As his own hands and feet began to feel numb, Teruo began visiting his neighbors in hopes of persuading them to take a stand against the company and other responsible entities.
Many said they did not want people to think they were in it for money, but Teruo told them they should not forgive those responsible for their illness.
As Teruo concentrated on his campaign, Kawamoto took her husband’s place as breadwinner. She worked at construction sites and a timber company, later working for 28 years as an assistant nurse.
Teruo staged a sit-in protest in front of Chisso headquarters for about 20 months.
During that time, Kawamoto spent many sleepless nights, as many of their neighbors held grudges against her husband because they were dependent on Chisso.
At night, she often was aware of people surrounding her house. Teruo told her to be prepared to escape from the house at any given moment. She also received insulting anonymous phone calls.

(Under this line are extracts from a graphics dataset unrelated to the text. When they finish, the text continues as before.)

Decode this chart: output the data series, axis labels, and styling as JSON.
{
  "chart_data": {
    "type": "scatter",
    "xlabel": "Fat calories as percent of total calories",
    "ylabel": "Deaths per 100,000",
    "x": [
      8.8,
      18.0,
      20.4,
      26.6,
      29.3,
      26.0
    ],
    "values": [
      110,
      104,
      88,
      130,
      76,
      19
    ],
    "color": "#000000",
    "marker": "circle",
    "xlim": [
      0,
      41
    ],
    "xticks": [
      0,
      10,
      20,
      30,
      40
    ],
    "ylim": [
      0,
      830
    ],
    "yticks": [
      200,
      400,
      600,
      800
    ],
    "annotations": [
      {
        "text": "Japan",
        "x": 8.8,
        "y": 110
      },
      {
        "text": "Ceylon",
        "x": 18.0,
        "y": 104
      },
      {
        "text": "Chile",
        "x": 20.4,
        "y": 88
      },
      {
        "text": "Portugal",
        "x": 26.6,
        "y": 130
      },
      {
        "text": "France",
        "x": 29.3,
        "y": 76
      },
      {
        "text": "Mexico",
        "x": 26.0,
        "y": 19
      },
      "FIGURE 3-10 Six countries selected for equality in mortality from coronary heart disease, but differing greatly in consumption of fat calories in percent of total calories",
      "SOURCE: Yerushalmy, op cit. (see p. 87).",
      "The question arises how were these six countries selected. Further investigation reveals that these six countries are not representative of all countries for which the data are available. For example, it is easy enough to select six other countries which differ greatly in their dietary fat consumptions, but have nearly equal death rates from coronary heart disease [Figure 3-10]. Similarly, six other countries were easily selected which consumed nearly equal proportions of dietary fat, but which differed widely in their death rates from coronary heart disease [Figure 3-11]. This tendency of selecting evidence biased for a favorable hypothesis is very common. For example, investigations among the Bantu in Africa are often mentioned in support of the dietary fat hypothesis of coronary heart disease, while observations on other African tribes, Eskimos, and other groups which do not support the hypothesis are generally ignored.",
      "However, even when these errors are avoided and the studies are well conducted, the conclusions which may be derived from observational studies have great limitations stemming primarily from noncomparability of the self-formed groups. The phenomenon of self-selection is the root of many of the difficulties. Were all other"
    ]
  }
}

However, Kawamoto never told her husband about these incidents. She said: “My husband was risking his life for other people–how could I complain?”
In 1973, the Kumamoto District Court ordered Chisso to compensate the victims. In 1994, the then mayor of Minamata apologized to the patients for the first time.
Five years later, Teruo died.
At the behest of the Minamata municipal Minamata disease library, Kawamoto began teaching in January 2002 the history of Minamata disease and the struggle the sufferers have endured.
She has continued this task despite asthma and aching legs.
Kawamoto said she became convinced she had not been wrong to support her husband when she saw people cry as they listened to her tales.
When praying to her family altar, she says, she often tells her lost loved ones, “I’ll continue my mission as long as I can.”